Tocqueville pour aujourd'hui... - Par Philippe Bilger et Jacques de Saint Victor
La publication des derniers tomes des œuvres complètes de l’auteur de «De la démocratie en Amérique» consacre une ambitieuse aventure éditoriale commencée en 1948 qui visait à faire connaître un grand esprit longtemps boudé par les élites françaises.
Comment Tocqueville
est peu à peu sorti de l’oubli après-guerre
PAR JACQUES DE SAINT VICTOR
Quand, en 1947, les Éditions Gallimard et le comte de Tocqueville, propriétaire des archives de l’écrivain (avec les archives de la Manche), décident de publier une nouvelle édition des œuvres complètes de l’auteur de De la démocratie en Amérique, force est de reconnaître que ce dernier est quasiment tombé dans l’oubli dans notre pays. L’après-guerre voit à droite le sacre du gaullisme et à gauche le triomphe de la pensée marxiste, et tout universitaire voulant faire carrière se doit alors de se réclamer de l’auteur du Capital, comme il le ferait aujourd’hui des «studies» anglo-saxonnes. Les analyses de Tocqueville sur la démocratie, qui sont alors très populaires outre-Atlantique (l’édition reçut un petit soutien de la Fondation Rockefeller), sont en quelque sorte ignorées, voire rejetées dans l’Hexagone. «Tocqueville passe à l’époque pour un auteur bourgeois», rappelle l’historien et éditeur Ran Halévi, qui coordonne chez Gallimard ces derniers volumes. Sur les ruines de la Seconde Guerre mondiale, l’époque se passionne surtout pour la «question sociale» et se désintéresse des réflexions sur la démocratie.

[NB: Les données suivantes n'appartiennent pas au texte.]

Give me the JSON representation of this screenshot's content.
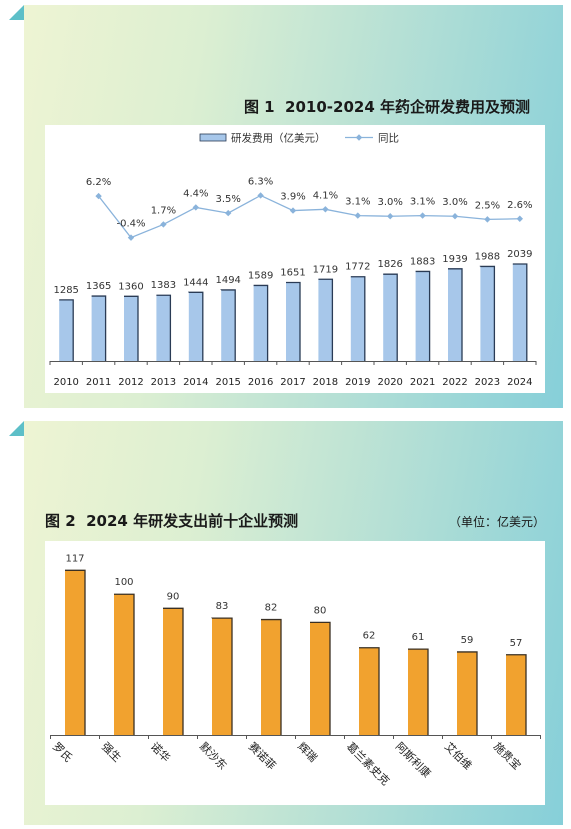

C’est un historien sociologue d’origine allemande, Peter Mayer, professeur à l’université de Reading, qui se voit confier le soin d’éditer Tocqueville. En 1949, l’État français décide cependant de créer une commission nationale présidée par l’historien Pierre Renouvin. Le premier volume voit le jour en 1951 avec De la démocratie en Amérique, puis L’Ancien Régime et la Révolution, des volumes de voyages (en 1957 et 1958), ses passionnants Souvenirs en 1964. Mais, au départ, il s’agit simplement de republier l’édition originale des textes, avec quelques notes, mais sans recourir aux archives et aux manuscrits d’origine. En cela, la démarche ne différait guère de celle de la première édition des œuvres complètes, publiée en 9 volumes, de 1864 à 1867, chez Michel Levy (grand éditeur du mouvement libéral au XIXe siècle). Cette édition, dite «de Madame de Tocqueville», sa veuve, avait été réalisée par l’ami de Tocqueville, Gustave de Beaumont, qui fut aussi son compagnon de voyage en Amérique.
PAR PHILIPPE BILGER
Alexis de Tocqueville, dont le moindre mérite n'était pas d'avoir ignoré les dangers qu'une démocratie pouvait se causer à elle-même si elle se laissait abuser par des "meneurs d'opinion", semble par sa réflexion totalement accordé avec notre monde d'aujourd'hui. Il comparait l'influence de ces "meneurs" à celle de l'ancienne Inquisition, quoique de nature différente mais avec des résultats similaires, et les dénonçait avec cette admirable formule: "Vous resterez parmi les hommes mais vous perdrez vos droits à l'humanité" (Le Figaro).
Quand j'ai lu cette profonde pensée, je n'ai cessé de la méditer, percevant que derrière son apparente simplicité elle ouvrait des perspectives aussi bien sur le plan politique que judiciaire par exemple.